No âmbito da situação de calamidade pública resultante do novo coronavírus SARS-CoV-2 e da doença Covid-19, foram tomadas várias medidas legislativas de forma a evitar a proliferação de casos registados de contágio e minimizar as consequências socioeconómicas adjacentes, entre as quais as necessárias medidas de cariz laboral.
A medida de cariz laboral principal foi a obrigatoriedade de adoção do regime de teletrabalho, independentemente do vínculo laboral, sempre que as funções o permitam, decretada pelo Decreto nº 2-A/2020, de 20 de março, revogado pelo Decreto nº 2-B/2020, de 2 de abril que por sua vez foi revogado pelo Decreto nº 2-C/2020, de 17 de abril.
Tal medida também foi prevista no Decreto-Lei nº10-A/2020, de 13 de março que estabeleceu que o regime de prestação subordinada de teletrabalho pode ser determinado unilateralmente pela entidade empregadora ou requerida pelo trabalhador, sem necessidade de acordo das partes, desde que compatível com as funções exercidas.
Ora, esta medida desformalizou o regime do teletrabalho previsto nos artigos 165º a 171º do Código do Trabalho, tendo deixado de ser necessária a forma escrita assinada por ambas as partes.
No entanto, os direitos e deveres previstos no supramencionado regime do Código do Trabalho mantiveram-se.
A igualdade de tratamento do trabalhador em teletrabalho perante os demais encontra-se em vigor, conservando-se o direito à retribuição de igual modo, o dever de cumprimento de horário de trabalho, o direito às condições de trabalho, segurança e saúde no trabalho e à reparação de danos emergentes de acidente de trabalho ou doença profissional.
Como também se mantiveram o direito à privacidade do trabalhador e os tempos de descanso e de repouso do mesmo e da sua família.
Não obstante tal direito à privacidade, perante a excecionalidade dos tempos que se vivem, a Comissão Nacional de Proteção de Dados, no exercício das suas atribuições e competências, definiu orientações para garantir a conformidade do tratamento de dados pessoais dos trabalhadores com o regime jurídico de proteção de dados e minimizar o impacto sobre a privacidade em regime de teletrabalho.
Nessas orientações são tratados temas primordiais que já eram discutidos neste tema do teletrabalho, como o uso dos instrumentos de trabalho e as limitações ao uso de tecnologia que violem a privacidade.
No que toca aos instrumentos de trabalho (respeitantes a tecnologias de informação e de comunicação), existem duas possibilidades, uma pertencerem à entidade empregadora, outra pertencerem ao trabalhador.
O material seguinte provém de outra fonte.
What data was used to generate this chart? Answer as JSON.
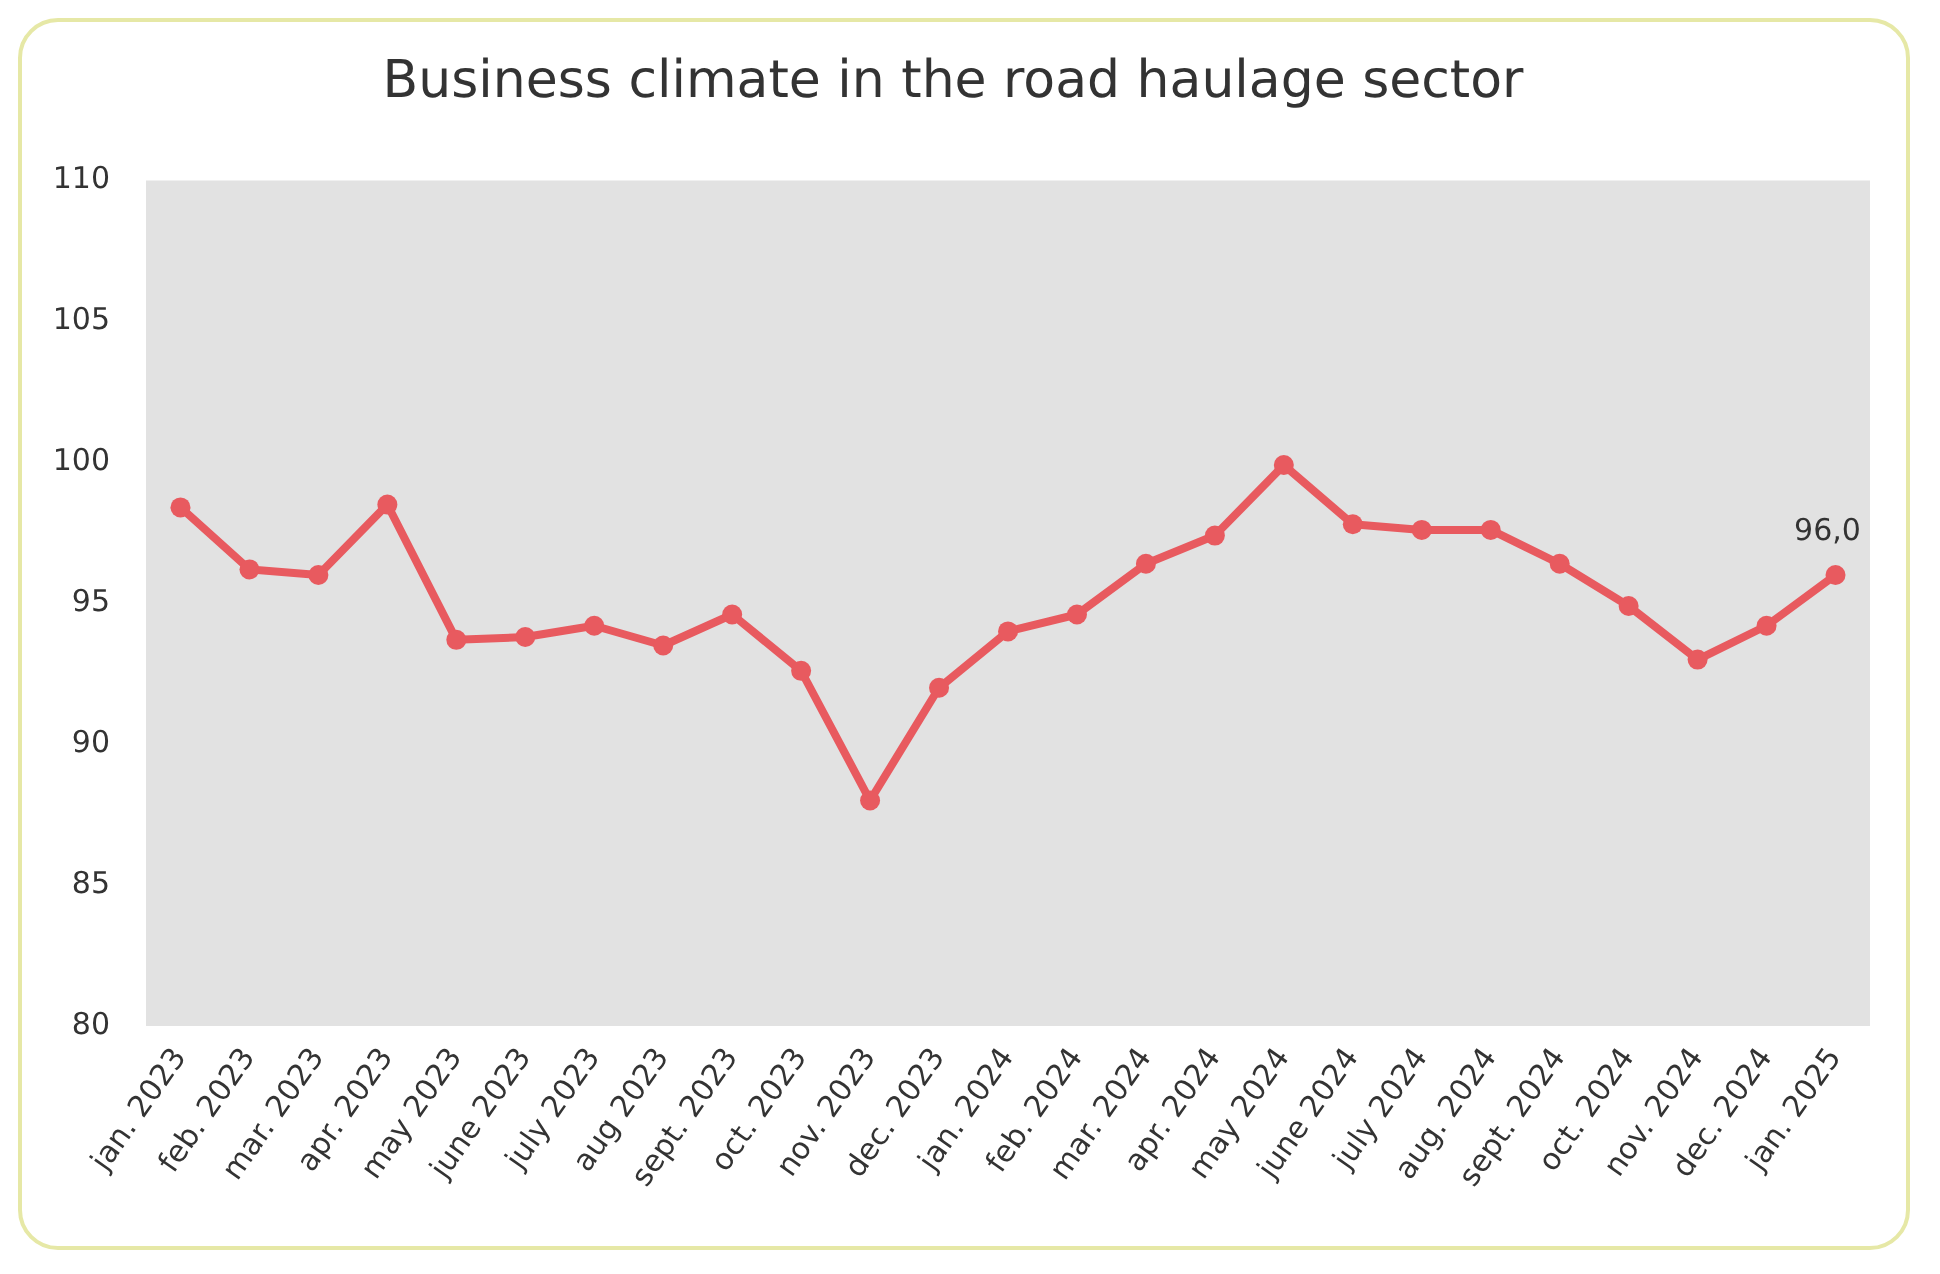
{
  "chart_data": {
    "type": "line",
    "title": "Business climate in the road haulage sector",
    "categories": [
      "jan. 2023",
      "feb. 2023",
      "mar. 2023",
      "apr. 2023",
      "may 2023",
      "june 2023",
      "july 2023",
      "aug 2023",
      "sept. 2023",
      "oct. 2023",
      "nov. 2023",
      "dec. 2023",
      "jan. 2024",
      "feb. 2024",
      "mar. 2024",
      "apr. 2024",
      "may 2024",
      "june 2024",
      "july 2024",
      "aug. 2024",
      "sept. 2024",
      "oct. 2024",
      "nov. 2024",
      "dec. 2024",
      "jan. 2025"
    ],
    "values": [
      98.4,
      96.2,
      96.0,
      98.5,
      93.7,
      93.8,
      94.2,
      93.5,
      94.6,
      92.6,
      88.0,
      92.0,
      94.0,
      94.6,
      96.4,
      97.4,
      99.9,
      97.8,
      97.6,
      97.6,
      96.4,
      94.9,
      93.0,
      94.2,
      96.0
    ],
    "value_labels": [
      null,
      null,
      null,
      null,
      null,
      null,
      null,
      null,
      null,
      null,
      null,
      null,
      null,
      null,
      null,
      null,
      null,
      null,
      null,
      null,
      null,
      null,
      null,
      null,
      "96,0"
    ],
    "color": "#e85a5f",
    "marker": "circle",
    "line_style": "solid",
    "ylim": [
      80,
      110
    ],
    "yticks": [
      80,
      85,
      90,
      95,
      100,
      105,
      110
    ]
  }
}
Se pertencerem à entidade empregadora, o trabalhador só deve usá-las para a prestação de trabalho, salvo acordo em contrário. Já se forem do trabalhador, não podem ser impostas tais limitações.
Relativamente aos poderes de direção e de controlo da execução da prestação laboral que se mantiveram, com exceção da possibilidade de visita da entidade empregadora entre as 9 e as 19 horas, inexiste qualquer disposição legal que regule o controlo no teletrabalho, mas a regra geral de proibição de utilização de meios de vigilância à distância é aqui totalmente aplicável, bem como os princípios da proporcionalidade e da minimização dos dados pessoais.
Pelo que as tecnologias existentes para controlo à distância do desempenho do trabalhador não são admitidas. Ora, não podem ser utilizados os softwares de rastreamento do tempo de trabalho e de inatividade, de registo das páginas de Internet visitadas, de localização do terminal em tempo real, os dispositivos de captura de imagem do ambiente de trabalho, entre outros.
Esta proibição funda-se no facto de que a recolha dos dados pessoais dos trabalhadores é superior, promovendo o controlo do trabalho mais detalhado do que pode ser legitimamente realizado nas instalações da entidade empregadora.
Apesar da impossibilidade de uso dos meios supramencionados, a entidade empregadora mantém o poder de controlar a atividade do trabalhador, o que poderá fazer, nomeadamente, fixando objetivos, criando obrigações de reporte, marcando reuniões em teleconferência.
No que toca ao registo de tempos de trabalho, é permitido com recurso a tecnologias específicas que não recolham mais informação do que a necessária, ou a fixação de obrigação de envio de email, SMS ou de contato telefónico que permita não só o controlo dos tempos de trabalho, mas também a demonstração que não foram ultrapassados os tempos máximos de trabalho permitidos por lei.
Conclui-se que o regime de teletrabalho excecional apenas tem diferenças quanto ao seu formalismo e ao acordo entre as partes, mantendo toda a problemática inerente e já existente.